When dry fitting a new gold crown it was too tight to the adjacent teeth & was sitting too high. After grinding the crown & my teeth didn’t fix the problem new impressions were taken, it was returned to the lab. I don’t know what to expect when I return this week (to my current dentist) for the second fitting. If there are any further issues I may have to consult another dentist to understand the subject. Should any grinding of teeth be required in order to fit a crown?

Dr. Huefner’s answer:
Ideally, no adjustments of your crown or teeth would be necessary.  However, there are many variables in making a crown that in some instances dictates that the dentist adjust either or both, the new crown and opposing teeth.

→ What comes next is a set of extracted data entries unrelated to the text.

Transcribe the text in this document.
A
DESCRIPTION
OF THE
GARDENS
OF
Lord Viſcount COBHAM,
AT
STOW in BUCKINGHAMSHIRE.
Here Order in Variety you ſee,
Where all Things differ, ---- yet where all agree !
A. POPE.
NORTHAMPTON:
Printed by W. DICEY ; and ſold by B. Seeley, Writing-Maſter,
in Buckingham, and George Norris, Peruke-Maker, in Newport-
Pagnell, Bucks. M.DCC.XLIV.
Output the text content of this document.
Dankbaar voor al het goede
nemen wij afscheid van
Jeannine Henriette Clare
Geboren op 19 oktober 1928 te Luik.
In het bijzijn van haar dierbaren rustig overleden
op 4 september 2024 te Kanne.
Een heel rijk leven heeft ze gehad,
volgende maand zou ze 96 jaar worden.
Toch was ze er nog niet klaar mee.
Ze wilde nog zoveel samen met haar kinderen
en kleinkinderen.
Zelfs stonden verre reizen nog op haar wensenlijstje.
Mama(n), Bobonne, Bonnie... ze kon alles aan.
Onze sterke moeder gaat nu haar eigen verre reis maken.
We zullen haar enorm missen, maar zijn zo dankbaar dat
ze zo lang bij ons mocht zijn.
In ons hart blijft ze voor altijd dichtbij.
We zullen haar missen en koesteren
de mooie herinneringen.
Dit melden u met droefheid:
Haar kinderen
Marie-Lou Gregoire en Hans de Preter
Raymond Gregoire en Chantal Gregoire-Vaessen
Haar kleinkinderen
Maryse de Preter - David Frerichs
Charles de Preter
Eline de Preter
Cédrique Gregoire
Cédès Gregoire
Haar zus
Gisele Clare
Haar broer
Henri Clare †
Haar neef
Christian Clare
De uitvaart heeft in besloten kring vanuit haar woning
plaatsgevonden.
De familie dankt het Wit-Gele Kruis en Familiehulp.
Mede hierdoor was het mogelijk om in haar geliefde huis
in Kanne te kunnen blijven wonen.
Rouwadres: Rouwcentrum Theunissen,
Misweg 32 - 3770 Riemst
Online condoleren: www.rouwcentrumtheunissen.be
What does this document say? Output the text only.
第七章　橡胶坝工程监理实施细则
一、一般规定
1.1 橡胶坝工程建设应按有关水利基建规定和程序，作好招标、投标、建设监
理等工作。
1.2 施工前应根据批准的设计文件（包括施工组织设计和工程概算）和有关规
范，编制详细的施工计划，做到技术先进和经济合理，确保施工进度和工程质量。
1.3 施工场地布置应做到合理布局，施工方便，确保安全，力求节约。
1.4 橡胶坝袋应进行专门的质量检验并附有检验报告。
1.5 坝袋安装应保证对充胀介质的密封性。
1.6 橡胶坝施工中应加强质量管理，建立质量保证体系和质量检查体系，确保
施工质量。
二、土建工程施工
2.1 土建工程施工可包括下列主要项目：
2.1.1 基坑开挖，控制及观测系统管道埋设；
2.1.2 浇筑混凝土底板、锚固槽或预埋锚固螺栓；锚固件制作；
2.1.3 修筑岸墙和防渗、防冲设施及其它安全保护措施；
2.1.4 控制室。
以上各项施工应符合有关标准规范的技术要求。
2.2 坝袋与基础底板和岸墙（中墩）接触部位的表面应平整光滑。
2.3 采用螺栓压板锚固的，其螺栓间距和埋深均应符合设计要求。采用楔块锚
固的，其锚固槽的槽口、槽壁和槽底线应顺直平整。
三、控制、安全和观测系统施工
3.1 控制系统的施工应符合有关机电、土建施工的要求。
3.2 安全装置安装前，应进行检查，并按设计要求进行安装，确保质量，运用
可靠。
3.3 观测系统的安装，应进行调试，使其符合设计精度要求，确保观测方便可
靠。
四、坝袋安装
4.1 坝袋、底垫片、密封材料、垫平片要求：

In some instances it is actually preferable to adjust the opposing teeth,  Specifically, some teeth have an extra long cusp, called a “plunger cusp” or a tooth that has “supra erupted”, making it longer than all the adjacent teeth.  So, in those cases it is often preferable for the dentist to adjust the opposing teeth more than the crown.
In general, little adjustments of either the crown or opposing teeth have little significance.
In my practice, if I feel it is in the patient’s best interest that I adjust the opposing teeth, I will tell the patient in advance and get their permission.  My patients almost always trust my judgment and follow my advice when I explain the reason why, in advance of the adjustments I’m recommending.
However, if you distrust your current dentist, and you have little faith or confidence in him/her, then maybe it’s time to find another dentist?